CAAFlog » Court-Martial News » MG Grazioplene

Back in August, in this post, I noted that the Army held an Article 32 preliminary hearing in a case involving allegations that now-retired Major General James J. Grazioplene committed rape on six occasions while on active duty in 1983-1989.

Those allegations were referred for trial and the Washington Post recently reported here that:

Retired Maj. Gen. James J. Grazioplene appeared Tuesday at Fort Belvoir, Va., for his first hearing following an Army general’s decision last month to send the case to a court-martial. Grazioplene, 68, is accused of repeatedly raping a young girl between 1983 and 1989.

The allegations have put the Army in highly unusual territory. The pending trial will mark one of only a few cases since World War II in which a general officer has been prosecuted in open court.

Grazioplene was a major serving at Fort Leavenworth in Kansas when the alleged rapes began, according to court documents. He has not entered a plea.
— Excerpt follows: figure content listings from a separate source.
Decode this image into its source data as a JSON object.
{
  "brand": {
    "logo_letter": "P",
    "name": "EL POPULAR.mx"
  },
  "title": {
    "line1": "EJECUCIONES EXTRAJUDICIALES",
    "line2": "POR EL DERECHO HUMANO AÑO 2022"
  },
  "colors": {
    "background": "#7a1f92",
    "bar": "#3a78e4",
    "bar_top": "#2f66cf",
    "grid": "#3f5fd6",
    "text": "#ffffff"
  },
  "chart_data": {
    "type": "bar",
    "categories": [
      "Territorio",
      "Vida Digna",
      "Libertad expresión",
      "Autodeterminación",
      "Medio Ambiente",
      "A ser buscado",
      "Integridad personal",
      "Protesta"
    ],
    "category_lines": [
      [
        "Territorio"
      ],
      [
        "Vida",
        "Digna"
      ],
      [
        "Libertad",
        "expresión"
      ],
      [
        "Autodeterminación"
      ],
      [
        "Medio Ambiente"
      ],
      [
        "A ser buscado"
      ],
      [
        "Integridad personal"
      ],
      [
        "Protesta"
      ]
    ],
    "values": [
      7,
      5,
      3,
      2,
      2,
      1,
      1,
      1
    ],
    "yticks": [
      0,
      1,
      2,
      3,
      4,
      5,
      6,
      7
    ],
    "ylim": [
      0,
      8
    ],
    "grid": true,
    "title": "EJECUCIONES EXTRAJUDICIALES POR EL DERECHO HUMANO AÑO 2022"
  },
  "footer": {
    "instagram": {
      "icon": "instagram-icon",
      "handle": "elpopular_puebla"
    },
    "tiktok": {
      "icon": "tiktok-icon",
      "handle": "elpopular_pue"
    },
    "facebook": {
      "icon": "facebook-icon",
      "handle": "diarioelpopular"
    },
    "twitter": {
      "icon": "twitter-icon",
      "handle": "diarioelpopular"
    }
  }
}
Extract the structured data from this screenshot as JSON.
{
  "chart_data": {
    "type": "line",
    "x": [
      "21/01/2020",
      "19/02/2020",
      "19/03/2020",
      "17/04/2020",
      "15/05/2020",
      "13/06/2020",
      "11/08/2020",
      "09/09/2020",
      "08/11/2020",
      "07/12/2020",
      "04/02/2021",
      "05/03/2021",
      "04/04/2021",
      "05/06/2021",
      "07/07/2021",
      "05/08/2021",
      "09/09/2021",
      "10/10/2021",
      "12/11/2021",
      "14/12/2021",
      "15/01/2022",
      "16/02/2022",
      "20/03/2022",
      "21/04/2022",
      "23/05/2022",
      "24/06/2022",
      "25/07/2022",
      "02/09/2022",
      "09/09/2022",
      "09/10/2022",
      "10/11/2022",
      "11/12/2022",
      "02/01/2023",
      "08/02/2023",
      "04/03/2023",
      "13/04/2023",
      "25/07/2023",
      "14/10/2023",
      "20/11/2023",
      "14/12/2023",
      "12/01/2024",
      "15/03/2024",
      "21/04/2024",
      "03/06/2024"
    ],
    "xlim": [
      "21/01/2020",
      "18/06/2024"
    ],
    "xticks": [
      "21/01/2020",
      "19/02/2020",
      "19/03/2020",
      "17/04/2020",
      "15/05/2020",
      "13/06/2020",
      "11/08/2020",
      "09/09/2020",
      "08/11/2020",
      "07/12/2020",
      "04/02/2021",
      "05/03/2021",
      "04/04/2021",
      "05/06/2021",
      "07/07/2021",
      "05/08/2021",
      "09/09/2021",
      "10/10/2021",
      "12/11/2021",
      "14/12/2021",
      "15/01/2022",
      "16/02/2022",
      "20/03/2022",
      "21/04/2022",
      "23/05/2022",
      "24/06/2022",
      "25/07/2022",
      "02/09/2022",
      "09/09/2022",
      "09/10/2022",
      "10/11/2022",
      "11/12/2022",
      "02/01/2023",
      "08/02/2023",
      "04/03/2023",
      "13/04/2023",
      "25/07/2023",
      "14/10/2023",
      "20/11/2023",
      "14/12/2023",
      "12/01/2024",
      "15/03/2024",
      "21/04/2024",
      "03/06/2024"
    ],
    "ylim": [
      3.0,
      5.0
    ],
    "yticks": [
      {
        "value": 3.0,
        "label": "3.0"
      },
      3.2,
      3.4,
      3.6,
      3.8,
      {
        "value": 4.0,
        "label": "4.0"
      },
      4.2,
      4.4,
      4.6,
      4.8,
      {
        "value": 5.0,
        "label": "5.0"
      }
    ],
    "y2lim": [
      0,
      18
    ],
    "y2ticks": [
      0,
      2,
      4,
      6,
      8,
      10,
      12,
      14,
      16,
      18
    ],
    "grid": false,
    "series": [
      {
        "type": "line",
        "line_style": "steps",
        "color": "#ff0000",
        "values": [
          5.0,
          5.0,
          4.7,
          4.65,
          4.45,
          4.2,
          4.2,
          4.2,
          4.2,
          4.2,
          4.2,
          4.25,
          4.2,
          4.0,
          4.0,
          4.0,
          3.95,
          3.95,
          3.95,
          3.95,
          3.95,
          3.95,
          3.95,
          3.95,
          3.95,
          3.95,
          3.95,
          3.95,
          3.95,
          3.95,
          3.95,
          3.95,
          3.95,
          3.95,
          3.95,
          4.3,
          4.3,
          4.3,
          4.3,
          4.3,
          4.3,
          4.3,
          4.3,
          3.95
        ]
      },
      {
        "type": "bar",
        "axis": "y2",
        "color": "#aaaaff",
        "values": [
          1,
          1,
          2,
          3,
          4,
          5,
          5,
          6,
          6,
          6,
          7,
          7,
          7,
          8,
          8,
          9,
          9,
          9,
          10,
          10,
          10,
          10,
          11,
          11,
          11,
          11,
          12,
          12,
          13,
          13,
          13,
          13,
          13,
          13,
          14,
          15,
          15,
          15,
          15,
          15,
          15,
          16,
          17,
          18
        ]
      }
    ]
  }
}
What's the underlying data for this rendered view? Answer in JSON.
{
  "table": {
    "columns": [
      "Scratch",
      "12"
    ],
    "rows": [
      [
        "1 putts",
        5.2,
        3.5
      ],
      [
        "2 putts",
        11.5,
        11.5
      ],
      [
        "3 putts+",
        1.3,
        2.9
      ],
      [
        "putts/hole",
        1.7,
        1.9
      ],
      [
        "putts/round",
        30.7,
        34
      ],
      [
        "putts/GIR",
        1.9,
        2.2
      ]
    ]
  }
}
Continuing court-martial jurisdiction over people who retire from a regular component of the armed forces – which isn’t retirement in the ordinary meaning of the term, but rather is merely a change in military status – has been a hot topic since the NMCCA’s opinion in United States v. Dinger, 76 M.J. 552, No. 201600108 (N.M. Ct. Crim. App. Mar. 28, 2017) (discussed here).

The Grazioplene case also raises issues of the statute of limitations and due process for an accused brought to trial decades after an alleged offense. CAAF is considering similar concerns in the interlocutory Air Force case of United States v. Mangahas, No. 17-0434/AF (CAAFlog case page).

An Article 32 preliminary hearing was held over the weekend to consider allegations of rape of a child by retired Army Major General James J. Grazioplene. According to this associated press report:

The Washington Post obtained charging documents under the Freedom of Information Act that show Grazioplene is accused of committing rape on six occasions between 1983 and 1989 while stationed in the United States and Germany.

Earlier this year, in this post, I discussed the NMCCA’s opinion in United States v. Dinger, 76 M.J. 552, No. 201600108 (N.M. Ct. Crim. App. Mar. 28, 2017), in which a three-judge panel of that court affirmed that military retirement isn’t really retirement, it’s merely a change in duty status, and those who retire from active duty and receive retired pay remain subject to the UCMJ.

But the Grazioplene case raises a different issue: whether the prosecution is barred by the statute of limitations. Article 43 contains a broad, five-year statute of limitations, and the exception for child abuse offenses wasn’t added until 2003. In United States v. Lopez de Victoria, 66 M.J. 67, 74 (C.A.A.F. 2008), CAAF held that the change was prospective only:

Considering the lack of any indication of congressional intent to apply the 2003 amendment retrospectively to cases such as this, the general presumption against retrospective legislation in the absence of such an indication and the general presumption of liberal construction of criminal statutes of limitation in favor of repose, we decline to extend the reach of the 2003 amendment to Article 43, UCMJ, to cases which arose prior to the amendment of the statute.

Update / Correction: Except that in 1986 Congress amended Article 43 to eliminate any statute of limitations for “any offense punishable by death,” and rape was at the time a capital offense.

News reports about the Grazioplene case (including this military.com story and this Washington Post story) provide little additional detail about the facts of the case.